Multiplying over all vertices gives that the number of Eulerian circuits consistent with a fixed arborescence rooted at $r$ is

$$ \prod_{j=1}^n (\sigma_j - 1)!. $$

Step 3: Counting arborescences

By the directed matrix-tree theorem, $T_r$ equals any cofactor of the Laplacian matrix of $G$. Since $G$ is balanced (every vertex has equal indegree and outdegree), all Laplacian cofactors are equal, so $T_r$ is independent of $r$. We denote this common value by $T$. In particular, taking $r = V_1$,

$$ T_r = T. $$

Step 4: Eulerian circuits

Combining the arborescence choice and the local permutations, the number of Eulerian circuits starting and ending at a fixed root $r$ is

$$ T \prod_{j=1}^n (\sigma_j - 1)!. $$

No additional factor arises from choosing a first outgoing edge at the root. Once the arborescence and the local orders are fixed, the traversal is uniquely determined step by step, so there is no independent multiplicity at $r$.

Step 5: From circuits to trails

An Eulerian trail in the sense of the problem is a linear ordering of the edges of an Eulerian circuit, not a cyclic equivalence class.
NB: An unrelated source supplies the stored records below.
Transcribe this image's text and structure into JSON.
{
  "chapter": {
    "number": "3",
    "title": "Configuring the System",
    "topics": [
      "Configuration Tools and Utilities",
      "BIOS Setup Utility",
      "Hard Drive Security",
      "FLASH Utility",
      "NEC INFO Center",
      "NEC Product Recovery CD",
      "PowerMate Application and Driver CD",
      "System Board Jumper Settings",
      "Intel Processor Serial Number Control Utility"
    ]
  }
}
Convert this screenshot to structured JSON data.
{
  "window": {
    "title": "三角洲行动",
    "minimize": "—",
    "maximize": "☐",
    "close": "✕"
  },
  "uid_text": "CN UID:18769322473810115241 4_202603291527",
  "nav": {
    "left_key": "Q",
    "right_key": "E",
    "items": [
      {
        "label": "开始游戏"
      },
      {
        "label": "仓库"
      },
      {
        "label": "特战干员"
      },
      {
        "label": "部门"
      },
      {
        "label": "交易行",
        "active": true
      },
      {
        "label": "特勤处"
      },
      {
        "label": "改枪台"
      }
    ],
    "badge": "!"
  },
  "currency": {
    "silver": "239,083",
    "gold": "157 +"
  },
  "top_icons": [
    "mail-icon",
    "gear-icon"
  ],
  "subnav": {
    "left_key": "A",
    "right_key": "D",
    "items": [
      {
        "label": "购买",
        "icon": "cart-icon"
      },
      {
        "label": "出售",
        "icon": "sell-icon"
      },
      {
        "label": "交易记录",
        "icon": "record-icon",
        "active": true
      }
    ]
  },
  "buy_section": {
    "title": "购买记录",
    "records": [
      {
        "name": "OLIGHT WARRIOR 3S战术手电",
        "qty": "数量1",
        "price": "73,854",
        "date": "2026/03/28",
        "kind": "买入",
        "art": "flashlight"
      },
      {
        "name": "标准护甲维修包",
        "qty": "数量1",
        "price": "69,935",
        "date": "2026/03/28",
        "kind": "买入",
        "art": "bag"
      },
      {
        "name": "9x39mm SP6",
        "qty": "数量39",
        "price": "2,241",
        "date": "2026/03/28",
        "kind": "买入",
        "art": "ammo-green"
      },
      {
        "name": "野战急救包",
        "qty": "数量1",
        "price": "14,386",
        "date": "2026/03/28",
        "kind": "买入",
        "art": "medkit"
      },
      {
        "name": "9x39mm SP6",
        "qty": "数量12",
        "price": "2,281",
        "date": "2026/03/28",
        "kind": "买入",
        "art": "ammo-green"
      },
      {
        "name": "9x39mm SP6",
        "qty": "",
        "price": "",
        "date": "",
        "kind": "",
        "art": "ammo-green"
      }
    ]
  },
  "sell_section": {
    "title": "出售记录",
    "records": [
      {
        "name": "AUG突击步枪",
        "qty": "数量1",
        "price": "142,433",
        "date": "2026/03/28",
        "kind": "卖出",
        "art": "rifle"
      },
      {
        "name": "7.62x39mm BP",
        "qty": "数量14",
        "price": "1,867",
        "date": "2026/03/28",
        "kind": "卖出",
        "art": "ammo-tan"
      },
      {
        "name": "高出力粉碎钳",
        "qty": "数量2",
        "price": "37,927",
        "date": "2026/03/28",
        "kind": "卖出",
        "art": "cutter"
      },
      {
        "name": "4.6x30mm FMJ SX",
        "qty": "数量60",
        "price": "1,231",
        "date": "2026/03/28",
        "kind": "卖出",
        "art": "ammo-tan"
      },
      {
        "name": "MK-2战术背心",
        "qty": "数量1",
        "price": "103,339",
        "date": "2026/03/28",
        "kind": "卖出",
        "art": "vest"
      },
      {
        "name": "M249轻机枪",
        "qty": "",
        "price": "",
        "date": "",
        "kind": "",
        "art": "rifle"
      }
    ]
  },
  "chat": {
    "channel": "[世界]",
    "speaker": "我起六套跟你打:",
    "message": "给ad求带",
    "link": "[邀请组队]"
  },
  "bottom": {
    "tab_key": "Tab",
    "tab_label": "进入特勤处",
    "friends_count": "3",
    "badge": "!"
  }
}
If a circuit uses $m$ edges, then it can be written in $m$ different linear forms depending on the choice of starting edge.

Thus each Eulerian circuit corresponds to exactly $m$ Eulerian trails, where

$$ m = \sum_{j=1}^n \sigma_j $$

is the total number of directed edges.

This correspondence is bijective: cutting a circuit at any chosen edge yields a unique trail, and every trail arises uniquely from a circuit with a marked starting edge.

Step 6: Final count

Multiplying the number of Eulerian circuits by $m$, the number of Eulerian trails is

$$ (\sigma_1 + \sigma_2 + \cdots + \sigma_n), T \prod_{j=1}^n (\sigma_j - 1)!. $$

This completes the corrected argument.